All other formats of telemetry are just logs with fancier user interfaces. Metrics? Just write them out to your logs: "meter:http_bytes_sent delta:16384 x-request-id:813db394-75a1-4b22-94ad-e7850d9cdd25". You still have the ability to tail your logs and convert the metrics to a proper time series database (with less cardinality than "per request" of course), but you can now also do investigations in context. For example, I've implemented exactly this system at work. A customer shows up, saying that we're using too much memory. I ask for the logs and see something like "span start: compaction", "meter:self_rss_bytes delta:2000000000", "span end: compaction, error:nil", "meter:self_rss_bytes delta:-1000000000". Hey, we leaked a gig of RAM in compaction. You would never figure out the memory leak with "compaction done after 5 minutes" and a graph of memory usage across your fleet.

While you weren't looking I also threw traces in there! Have a logging primitive like Span("operate(foo)", func { ... }) that logs the start and the end, and throw a generated ID in every message. Concatenate the span IDs which each recursive call to Span (I abuse context.Context for this, sorry Rob Pike), and log them with every message in the span. Now you have distributed tracing. As always, sure, parse those logs and throw the log-less spans in to Jaeger so you can efficiently search for rare events and have a nice data flow graph or whatever.

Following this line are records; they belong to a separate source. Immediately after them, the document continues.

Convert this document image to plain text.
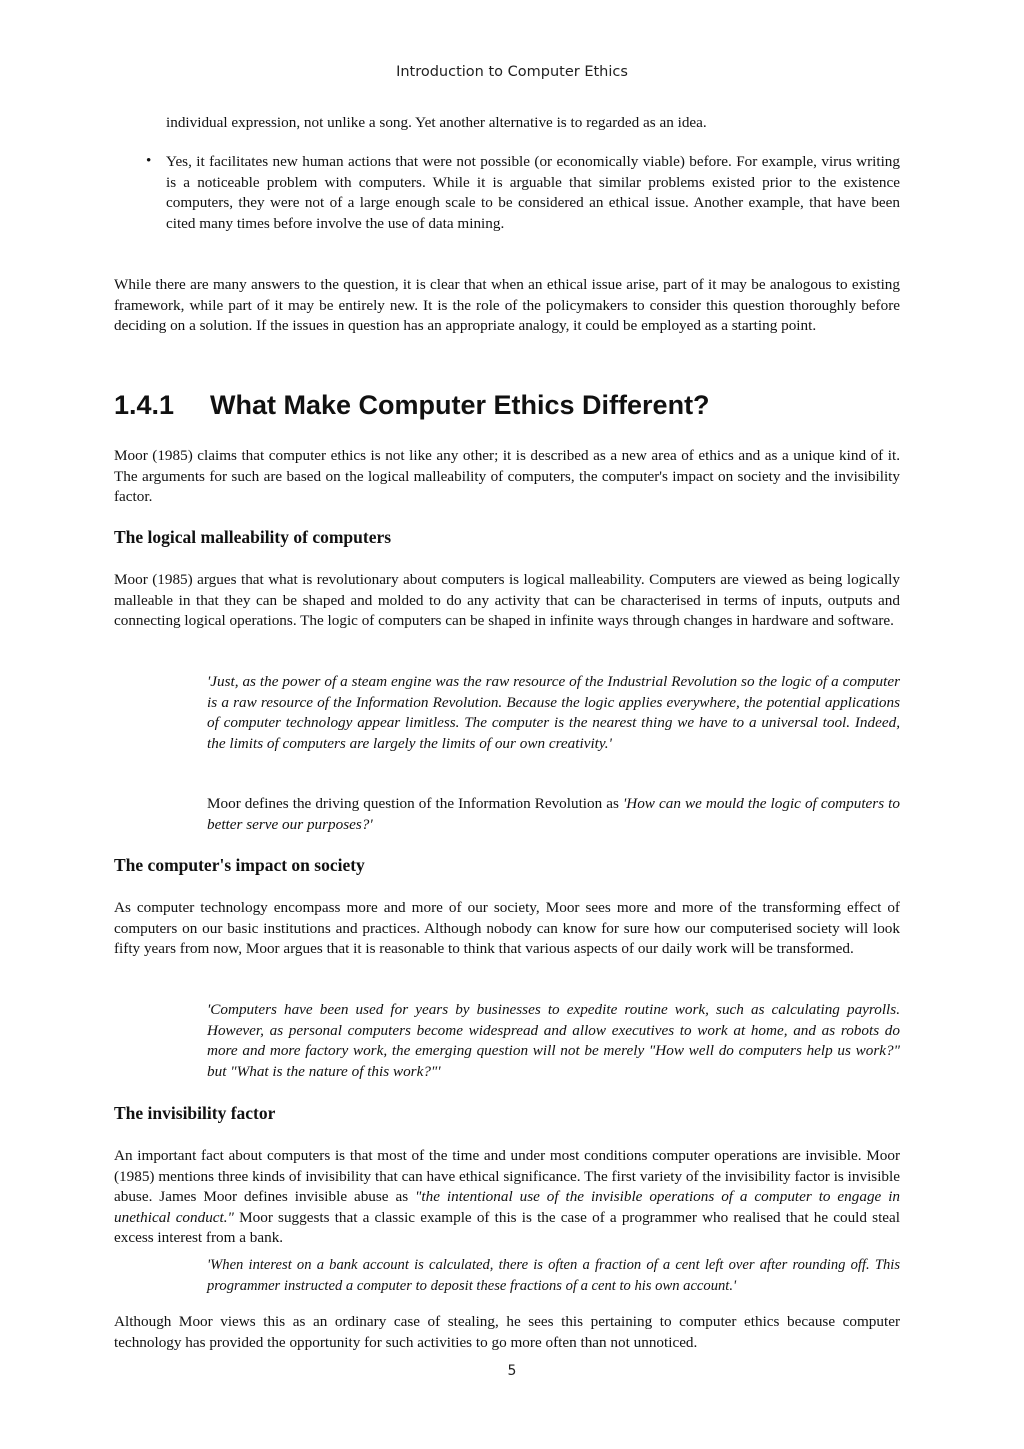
Introduction to Computer Ethics

individual expression, not unlike a song. Yet another alternative is to regarded as an idea.

• Yes, it facilitates new human actions that were not possible (or economically viable) before. For example, virus writing is a noticeable problem with computers. While it is arguable that similar problems existed prior to the existence computers, they were not of a large enough scale to be considered an ethical issue. Another example, that have been cited many times before involve the use of data mining.

While there are many answers to the question, it is clear that when an ethical issue arise, part of it may be analogous to existing framework, while part of it may be entirely new. It is the role of the policymakers to consider this question thoroughly before deciding on a solution. If the issues in question has an appropriate analogy, it could be employed as a starting point.

1.4.1 What Make Computer Ethics Different?

Moor (1985) claims that computer ethics is not like any other; it is described as a new area of ethics and as a unique kind of it. The arguments for such are based on the logical malleability of computers, the computer's impact on society and the invisibility factor.

The logical malleability of computers

Moor (1985) argues that what is revolutionary about computers is logical malleability. Computers are viewed as being logically malleable in that they can be shaped and molded to do any activity that can be characterised in terms of inputs, outputs and connecting logical operations. The logic of computers can be shaped in infinite ways through changes in hardware and software.

'Just, as the power of a steam engine was the raw resource of the Industrial Revolution so the logic of a computer is a raw resource of the Information Revolution. Because the logic applies everywhere, the potential applications of computer technology appear limitless. The computer is the nearest thing we have to a universal tool. Indeed, the limits of computers are largely the limits of our own creativity.'

Moor defines the driving question of the Information Revolution as 'How can we mould the logic of computers to better serve our purposes?'

The computer's impact on society

As computer technology encompass more and more of our society, Moor sees more and more of the transforming effect of computers on our basic institutions and practices. Although nobody can know for sure how our computerised society will look fifty years from now, Moor argues that it is reasonable to think that various aspects of our daily work will be transformed.

'Computers have been used for years by businesses to expedite routine work, such as calculating payrolls. However, as personal computers become widespread and allow executives to work at home, and as robots do more and more factory work, the emerging question will not be merely "How well do computers help us work?" but "What is the nature of this work?"'

The invisibility factor

An important fact about computers is that most of the time and under most conditions computer operations are invisible. Moor (1985) mentions three kinds of invisibility that can have ethical significance. The first variety of the invisibility factor is invisible abuse. James Moor defines invisible abuse as "the intentional use of the invisible operations of a computer to engage in unethical conduct." Moor suggests that a classic example of this is the case of a programmer who realised that he could steal excess interest from a bank.

'When interest on a bank account is calculated, there is often a fraction of a cent left over after rounding off. This programmer instructed a computer to deposit these fractions of a cent to his own account.'

Although Moor views this as an ordinary case of stealing, he sees this pertaining to computer ethics because computer technology has provided the opportunity for such activities to go more often than not unnoticed.

5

Log sare so simple and so great. The problem you run into is by not producing enough of them. Disks cost nothing. You can delete the debug logs after a short period of time, or not even produce them until you suspect an issue. Don't sweat the log levels; pick the 3 I picked and try to enforce the rules in code review. Aim the log messages at the right audience; dev team, ops team, emergencies. Show your work. Log contextual information. Put metrics in the logs, and aggregate them for dashboards and monitoring. Annotate logs with trace IDs, and put those into Jaeger. You'll never have to wonder why your system is broken again; you printed out everything it's doing. The aggregation will tell you you're not meeting your error budget, and the logs for a representative request will tell you why that one failed. Once you know what's broken, the fix is always easy.

Whenever I tell people my system, they tell me it can't scale. When I worked at Google, I wrote exactly this system for monitoring Google Fiber (well, we didn't have log levels really...), and we could answer questions about the entire CPE fleet as easily as we could answer questions about one device or one bug. Over many years, I've finally gotten this into the "real world" (like weeks ago), and it's been amazing.

Good logs are the best thing you can do for someone that has to run your software. For a lot of folks, that's you! For other folks, that's your customers. Can you customer set up Prometheus, ElasticSearch, and Jaeger, and dump that all out and send it to you in Slack? Unlikely. Can they dump a file that's 10MB of JSON lines into Slack? They sure can. And now you can diagnose the bug and fix it without bothering them for more info. It's good for everyone.